Comparison of amino acid sequences and characterization of NylC_p2, NylC_K, and NylC_A. Amino acid residues are shown in the one-letter code. Fifteen residues differed between NylC_p2 and NylC_K. The five darkly shaded residues in both NylC_K and NylC_A were altered. Ten residues were unique to NylC_K (lightly shaded). The NylC enzymes were purified and characterizations were compared. For quantitative NylC assay, the enzyme reactions were performed at 30°C using 1 mg/ml of the Ahx cyclic oligomer as a substrate in buffer A (see the text) (standard assay conditions), and an increase in the amino group was assayed using trinitrobenzene sulfonic acid (4, 6, 7). For the kinetic studies, NylC activity was assayed under standard assay conditions, except that various concentrations of the Ahx cyclic oligomer were used. Kinetic parameters (k_cat and K_m values) were evaluated by directly fitting the Michaelis-Menten equation to the data using the program GraphPad Prism, version 5 (Graphpad, San Diego, CA). Since the Ahx cyclic-oligomer substrate used for the enzyme assay includes Ahx cyclic oligomers with different degrees of polymerization, K_m values are expressed in mg/ml.

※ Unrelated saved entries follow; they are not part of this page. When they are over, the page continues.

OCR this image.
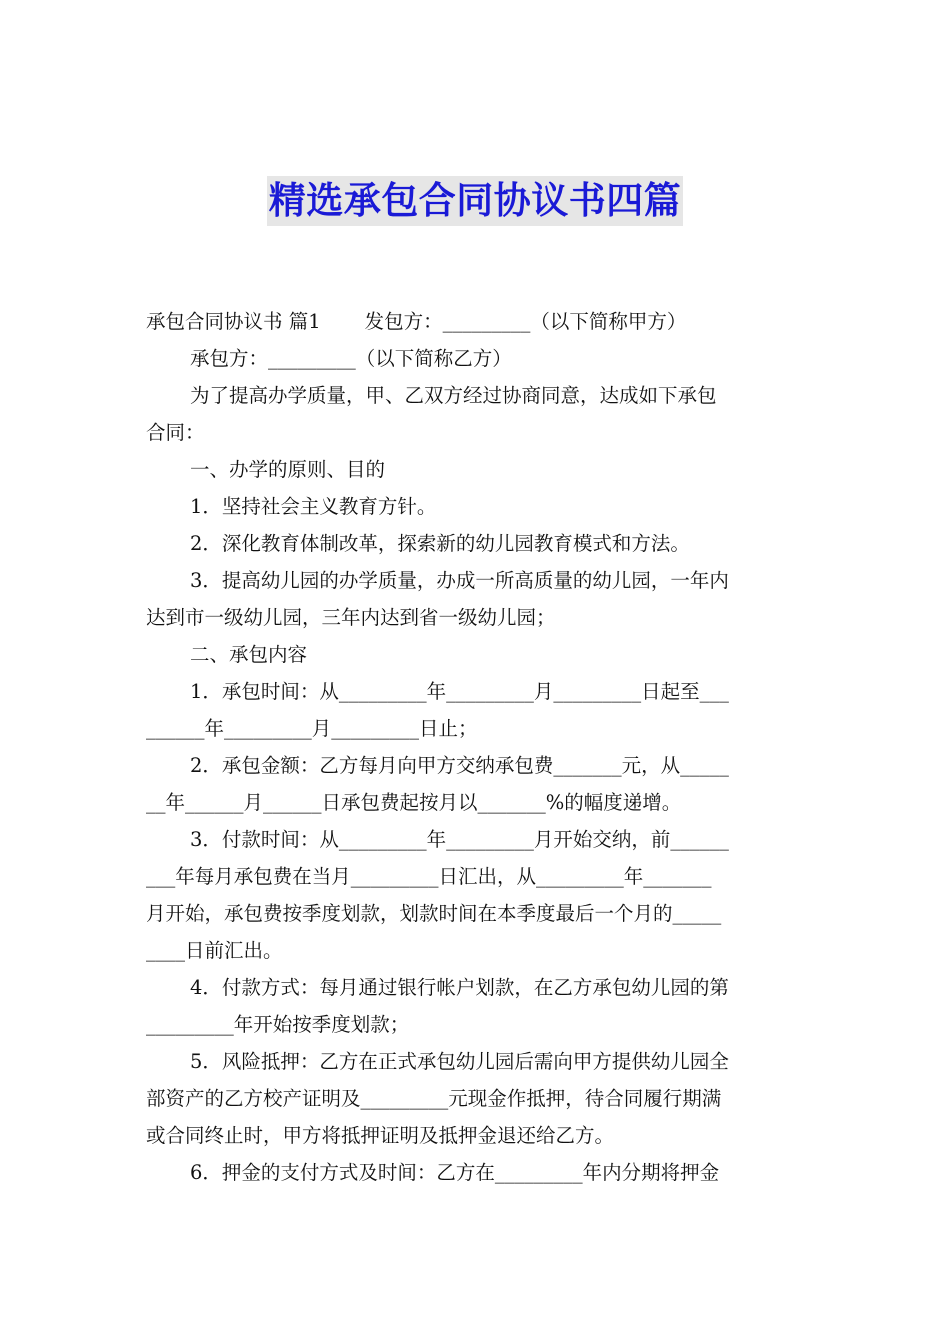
精选承包合同协议书四篇

承包合同协议书 篇1 发包方：_________（以下简称甲方）

承包方：_________（以下简称乙方）

为了提高办学质量，甲、乙双方经过协商同意，达成如下承包
合同：

一、办学的原则、目的

1．坚持社会主义教育方针。

2．深化教育体制改革，探索新的幼儿园教育模式和方法。

3．提高幼儿园的办学质量，办成一所高质量的幼儿园，一年内
达到市一级幼儿园，三年内达到省一级幼儿园；

二、承包内容

1．承包时间：从_________年_________月_________日起至___
______年_________月_________日止；

2．承包金额：乙方每月向甲方交纳承包费_______元，从_____
__年______月______日承包费起按月以_______%的幅度递增。

3．付款时间：从_________年_________月开始交纳，前______
___年每月承包费在当月_________日汇出，从_________年_______
月开始，承包费按季度划款，划款时间在本季度最后一个月的_____
____日前汇出。

4．付款方式：每月通过银行帐户划款，在乙方承包幼儿园的第
_________年开始按季度划款；

5．风险抵押：乙方在正式承包幼儿园后需向甲方提供幼儿园全
部资产的乙方校产证明及_________元现金作抵押，待合同履行期满
或合同终止时，甲方将抵押证明及抵押金退还给乙方。

6．押金的支付方式及时间：乙方在_________年内分期将押金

Assuming that the Ahx cyclic oligomer is composed of the homogeneous Ahx cyclic tetramer (M_r = 448), the Ahx cyclic oligomer (1 mg/ml) corresponds to a 2.2 mM concentration of the Ahx cyclic tetramer. k_cat values are expressed as turnover numbers per α- or β-subunit (M_r = 36,000). For determination of thermostability, each NylC enzyme (1 mg/ml) was incubated at 30 to 75°C (5°C intervals) in buffer A for 30 min and residual activity was measured under standard assay conditions. Even after the heat treatment at the temperatures shown in the figure or lower temperatures, more than 90% of the enzyme activities were retained. To determine the optimum pH, the enzyme reaction was performed under standard assay conditions, except that pH was changed using 100 mM phosphate buffer (pHs 6.0, 6.5, 7.0, and 7.5), 100 mM barbital-HCl buffer (pHs 7.5, 8.0, 8.5, 9.0, and 9.5), or 100 mM carbonate buffer (pHs 9.5, 10.0, and 10.5). The pH range that exhibited more than 80% of the maximum activities are shown.